Após a tragédia, o comportamento de Noah mudou. Está mais apegado à mãe e mais tímido ao interagir com outras pessoas, fica tentando se esconder. Por recomendação da pediatra, receberá acompanhamento de uma psicóloga comportamental.
Rhavi foi enterrado em Sobradinho, terra natal do pai, Renan. Quando retornou ao bairro Avenida, em Santa Cruz do Sul, a família mudou os móveis de lugar na casa e arrumou o quarto de Noah, tudo para tentar amenizar a ausência da criança que se foi. No corpo da mãe, a tatuagem que fez com o nome dos filhos é mais uma das marcas permanentes das duas vidas que trouxe ao mundo.
— Tem dias em que acordamos muito bem. Em outros, principalmente vendo fotos de crianças de idade parecida, bate aquela saudade e a vontade de saber como ele estaria agora, como estaria interagindo. Será que essa roupinha já ia estar servindo nele? — diz a mãe.

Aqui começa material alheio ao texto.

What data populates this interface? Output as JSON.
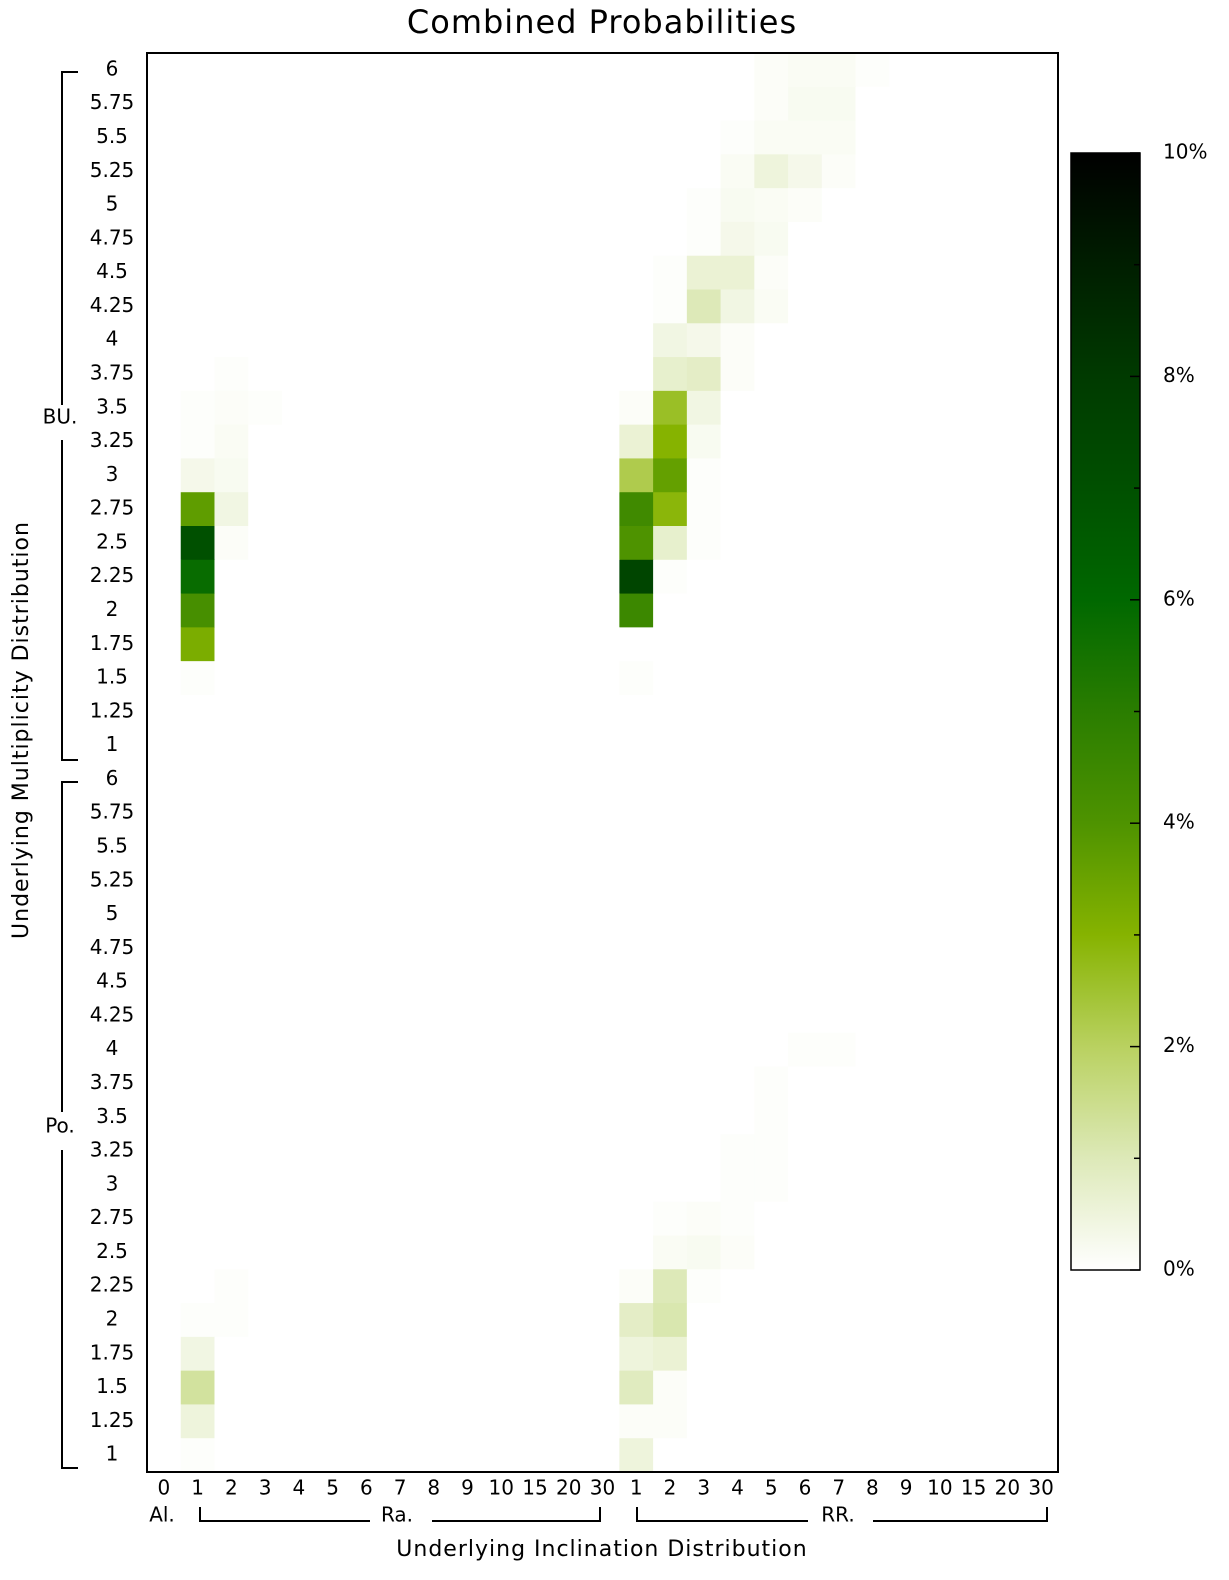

Também para o casamento, a morte da criança tem imposto desafios. Segundo Evelyn, a tendência dos adultos é de se fechar, cada um com a sua dor. É o filho mais velho que dá forças e incentivo ao casal:
— Meu marido ainda está fazendo o luto dele, não colocou para fora o sentimento, a angústia. Sonha muito com o bebê, acorda em sobressaltos, achando que o Rhavi está chorando. Era o primeiro filho biológico dele. Eu e meu marido falamos sempre: quem nos dá força agora é o Noah, uma motivação diária para acordarmos e fazermos as coisas por ele.
No próximo mês, o casal espera estar em condições emocionais para doar as muitas fraldas que ganhou durante a gestação e algumas das roupinhas que iriam vestir o filho no seu primeiro ano de vida. Também quer encontrar uma maneira de agradecer à equipe médica, que tratou de Evellyn com o mesmo zelo que ofereceu ao bebê.
— Fiquei sabendo que a equipe do hospital está muito sentida com a morte dele. No hospital de Santa Cruz, tive meus dois filhos, e, durante a internação do Rhavi, a médica não saía do meu lado, me dizendo para ter força, não perder a esperança. Eu vou ser eternamente grata — conclui Evellyn.